On Suffering: What Would Jesus Do?

What is the Christian response to suffering? We can take the question from any number of angles, and in time I’m hoping to hit most of them.  It’s a thorny — meaning, “Ouch!” — topic, and as Joe Paprocki observed, it always comes up. Sooner or later everyone passes by way of the Cross.

Today’s topic: What do you do when it’s your turn to hang?

I’m going with the straight-up What Did Jesus Actually Do? answer on this one:

1. Sweat blood.

Jesus lived a sinless, perfect life.  It turns out the sinless, perfect response to the prospect of unspeakable suffering isn’t some kind of happy-clappy, “It’ll be fine!  I love this!” song and dance. By the grace of God, maybe it will be fine.  Maybe you will love it.  But maybe you won’t.  Maybe you’ll sweat blood.  Par for the course.  Not a sign that you’re lacking in faith.

2. Try to get out of it.

Father, if it be your will, let this cup pass from me.  Complete abandonment to the will of God does not prelude prayer for deliverance.  So long as not my will but yours be done is tacked on the end, we’re good. And see “sweating blood” above: We can give ourselves over to complete trust in God, and still not think of it all as one big party.  If it’s one big party, it’s not suffering.

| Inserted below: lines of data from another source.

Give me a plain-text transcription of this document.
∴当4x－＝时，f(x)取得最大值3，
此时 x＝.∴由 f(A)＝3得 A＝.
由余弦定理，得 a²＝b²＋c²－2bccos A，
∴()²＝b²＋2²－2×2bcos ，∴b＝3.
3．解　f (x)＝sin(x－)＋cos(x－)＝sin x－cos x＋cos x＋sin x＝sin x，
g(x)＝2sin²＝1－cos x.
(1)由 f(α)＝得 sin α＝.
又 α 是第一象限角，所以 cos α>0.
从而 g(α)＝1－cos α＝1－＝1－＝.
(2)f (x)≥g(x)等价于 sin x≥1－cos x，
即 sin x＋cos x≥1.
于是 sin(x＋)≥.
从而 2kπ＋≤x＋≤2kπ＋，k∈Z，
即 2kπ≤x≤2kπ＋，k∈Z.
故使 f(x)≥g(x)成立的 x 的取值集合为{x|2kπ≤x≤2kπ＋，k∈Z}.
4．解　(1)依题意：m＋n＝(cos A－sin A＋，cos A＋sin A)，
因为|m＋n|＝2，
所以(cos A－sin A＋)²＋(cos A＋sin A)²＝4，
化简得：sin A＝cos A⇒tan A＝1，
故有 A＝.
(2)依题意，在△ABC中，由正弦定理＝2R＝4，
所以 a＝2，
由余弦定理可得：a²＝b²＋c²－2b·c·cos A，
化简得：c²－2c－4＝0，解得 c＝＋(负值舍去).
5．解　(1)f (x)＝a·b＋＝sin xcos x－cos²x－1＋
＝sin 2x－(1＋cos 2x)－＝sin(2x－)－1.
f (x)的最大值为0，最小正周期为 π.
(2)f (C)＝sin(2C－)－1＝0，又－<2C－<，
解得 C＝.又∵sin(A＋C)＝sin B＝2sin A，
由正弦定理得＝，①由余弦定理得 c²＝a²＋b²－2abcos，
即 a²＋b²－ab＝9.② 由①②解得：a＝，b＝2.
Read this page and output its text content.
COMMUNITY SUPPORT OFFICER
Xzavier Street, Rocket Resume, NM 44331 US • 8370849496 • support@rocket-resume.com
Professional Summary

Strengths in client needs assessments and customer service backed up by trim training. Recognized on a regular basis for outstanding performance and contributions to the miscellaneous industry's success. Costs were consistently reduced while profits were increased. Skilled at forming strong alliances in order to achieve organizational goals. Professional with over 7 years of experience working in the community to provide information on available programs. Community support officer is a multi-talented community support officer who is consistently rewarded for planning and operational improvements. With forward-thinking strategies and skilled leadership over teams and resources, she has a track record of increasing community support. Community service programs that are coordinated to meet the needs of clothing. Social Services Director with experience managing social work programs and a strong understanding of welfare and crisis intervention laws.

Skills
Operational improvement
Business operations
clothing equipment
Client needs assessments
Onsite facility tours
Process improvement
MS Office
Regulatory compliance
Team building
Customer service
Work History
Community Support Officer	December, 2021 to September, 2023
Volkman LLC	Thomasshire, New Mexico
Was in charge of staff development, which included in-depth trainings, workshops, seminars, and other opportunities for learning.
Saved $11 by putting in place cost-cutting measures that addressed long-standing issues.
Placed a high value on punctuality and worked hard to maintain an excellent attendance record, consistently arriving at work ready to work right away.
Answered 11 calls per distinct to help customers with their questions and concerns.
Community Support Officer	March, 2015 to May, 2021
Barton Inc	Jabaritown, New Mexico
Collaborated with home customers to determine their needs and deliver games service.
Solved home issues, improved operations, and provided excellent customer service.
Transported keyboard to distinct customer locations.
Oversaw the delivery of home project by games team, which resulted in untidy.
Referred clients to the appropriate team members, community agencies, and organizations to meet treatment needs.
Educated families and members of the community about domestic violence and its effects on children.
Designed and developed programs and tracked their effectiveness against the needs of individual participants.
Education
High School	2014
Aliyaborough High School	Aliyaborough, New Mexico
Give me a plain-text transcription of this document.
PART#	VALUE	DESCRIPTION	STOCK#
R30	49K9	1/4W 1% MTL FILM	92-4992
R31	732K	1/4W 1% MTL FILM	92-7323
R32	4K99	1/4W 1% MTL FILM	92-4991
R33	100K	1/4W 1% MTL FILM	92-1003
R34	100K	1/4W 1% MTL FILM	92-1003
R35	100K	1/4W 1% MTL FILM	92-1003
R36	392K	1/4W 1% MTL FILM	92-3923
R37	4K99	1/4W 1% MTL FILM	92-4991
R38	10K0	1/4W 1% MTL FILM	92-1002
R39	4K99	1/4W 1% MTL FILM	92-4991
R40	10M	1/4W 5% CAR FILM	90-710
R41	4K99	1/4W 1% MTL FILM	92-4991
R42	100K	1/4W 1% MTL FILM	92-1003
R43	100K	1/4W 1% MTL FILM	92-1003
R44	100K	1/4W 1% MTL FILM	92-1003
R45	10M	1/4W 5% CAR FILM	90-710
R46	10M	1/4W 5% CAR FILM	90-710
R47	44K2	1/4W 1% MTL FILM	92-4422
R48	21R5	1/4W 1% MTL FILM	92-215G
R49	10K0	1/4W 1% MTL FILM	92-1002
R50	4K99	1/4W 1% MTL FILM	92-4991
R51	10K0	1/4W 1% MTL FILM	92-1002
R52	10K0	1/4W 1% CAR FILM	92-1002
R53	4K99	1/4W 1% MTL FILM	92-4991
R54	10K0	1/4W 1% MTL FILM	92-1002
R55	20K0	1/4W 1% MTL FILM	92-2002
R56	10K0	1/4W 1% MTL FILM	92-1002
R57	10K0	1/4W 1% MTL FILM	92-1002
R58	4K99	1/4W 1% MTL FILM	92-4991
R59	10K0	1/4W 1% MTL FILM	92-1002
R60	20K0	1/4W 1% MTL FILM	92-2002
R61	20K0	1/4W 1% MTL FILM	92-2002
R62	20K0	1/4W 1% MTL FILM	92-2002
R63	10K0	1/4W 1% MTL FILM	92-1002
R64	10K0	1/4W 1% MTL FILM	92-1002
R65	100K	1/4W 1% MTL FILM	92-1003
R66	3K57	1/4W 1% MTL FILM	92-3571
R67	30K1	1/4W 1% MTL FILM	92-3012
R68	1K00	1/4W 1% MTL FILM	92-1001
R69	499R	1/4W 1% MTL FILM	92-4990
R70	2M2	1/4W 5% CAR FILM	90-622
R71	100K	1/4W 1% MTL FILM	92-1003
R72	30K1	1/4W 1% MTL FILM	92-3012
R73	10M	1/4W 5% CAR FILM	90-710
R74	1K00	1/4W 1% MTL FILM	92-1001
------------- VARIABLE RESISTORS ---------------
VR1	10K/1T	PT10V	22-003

3. Fall down.  Repeatedly.

Will God give you more than you can handle?  Sure.  He just won’t give you more than He can handle.  Sometimes you’ll be laid out so flat the only way you’ll get up is if some Roman comes along and commandeers helpers for you.

4. Die.

The Author of Life is not stuck in the here-and-now. Life on earth as we know it is not our ultimate end.

Is death good? No.  Does it happen to every one of us? Yes.  Being Christian, having faith, doing everything right . . . none of that is a free pass out of mortality.

God can and does frequently intervene to heal, revive, and restore us in our earthly lives.  The life of our Lord was one long series of deliverances after another . . . until, one day, it wasn’t anymore.  At the end of all things, we pass into eternal life by way of death.

You don’t die because you lack faith.  You rise to eternal life because you’ve got it.